If there are anemones flowering in the garden, there should also be anemones elsewhere. I went for a walk through the anemone fields of Hansta.

The downside of going out walking on a beautiful, sunny spring day, on a public holiday to boot, is that a lot of other people will have had the same idea. When I first got to the path, it felt almost crowded. There were two groups just ahead of me, one behind me, and a fourth one came towards us in the other direction, all talking loudly. Not, like, large groups, just couples or families, but still – I felt surrounded by crowds. I got off the path and found a nice log to sit on for a time, while the others walked further away and the mood was more like what I had come for.
Finding a usable sitting log was a challenge of its own. There were a lot of ants everywhere.

The groups were soon out of earshot and forest was quiet again. This is one of Stockholm’s designated “quiet places”.

Ever since I read about how the number of tepals on anemones varies, I can’t help paying attention to them. I don’t know where Wikipedia’s sources observed their anemones: not here at least. Flowers with eight and nine tepals are not a majority here, but very much not rare.

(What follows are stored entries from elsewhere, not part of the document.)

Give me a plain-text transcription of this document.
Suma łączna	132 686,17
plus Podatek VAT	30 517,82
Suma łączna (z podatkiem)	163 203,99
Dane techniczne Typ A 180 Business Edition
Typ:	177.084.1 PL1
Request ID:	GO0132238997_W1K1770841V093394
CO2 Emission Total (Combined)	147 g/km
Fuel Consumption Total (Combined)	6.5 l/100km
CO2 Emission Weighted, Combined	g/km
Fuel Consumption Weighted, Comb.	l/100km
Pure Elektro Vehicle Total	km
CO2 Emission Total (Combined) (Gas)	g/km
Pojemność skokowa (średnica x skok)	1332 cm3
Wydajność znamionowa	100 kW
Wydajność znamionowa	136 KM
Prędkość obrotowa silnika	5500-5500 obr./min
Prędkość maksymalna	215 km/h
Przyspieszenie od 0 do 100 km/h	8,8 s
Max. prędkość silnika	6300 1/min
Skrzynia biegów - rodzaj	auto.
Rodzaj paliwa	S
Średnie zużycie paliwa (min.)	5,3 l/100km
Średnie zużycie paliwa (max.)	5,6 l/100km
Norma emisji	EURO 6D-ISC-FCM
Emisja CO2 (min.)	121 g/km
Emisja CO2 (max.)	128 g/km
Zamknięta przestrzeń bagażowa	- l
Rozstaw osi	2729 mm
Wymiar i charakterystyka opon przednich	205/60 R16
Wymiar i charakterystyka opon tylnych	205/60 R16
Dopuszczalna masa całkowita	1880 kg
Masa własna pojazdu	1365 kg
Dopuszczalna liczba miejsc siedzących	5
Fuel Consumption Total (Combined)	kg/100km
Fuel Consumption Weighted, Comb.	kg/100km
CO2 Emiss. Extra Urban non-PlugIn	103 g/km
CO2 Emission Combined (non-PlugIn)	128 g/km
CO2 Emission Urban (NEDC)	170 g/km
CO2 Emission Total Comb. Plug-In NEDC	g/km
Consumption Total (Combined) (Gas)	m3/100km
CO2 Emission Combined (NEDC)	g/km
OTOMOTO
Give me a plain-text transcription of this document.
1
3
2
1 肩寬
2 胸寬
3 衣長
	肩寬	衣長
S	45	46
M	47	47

There are small clumps of liverwort mixed up with the anemones here and there. Their flowers look so similar, while the rest of the plants are nothing like each other at all.

The main trail through the anemone forest isn’t long, maybe a kilometre, so I took a few meanders around it.

When I had zig-zagged there and walked all the way back, I realized that I had forgotten my sit pad at the far end, where I had paused for a drink of water. Walked all the way there again, and then of course back once more. I got more of a walk out of this small forest than I usually do.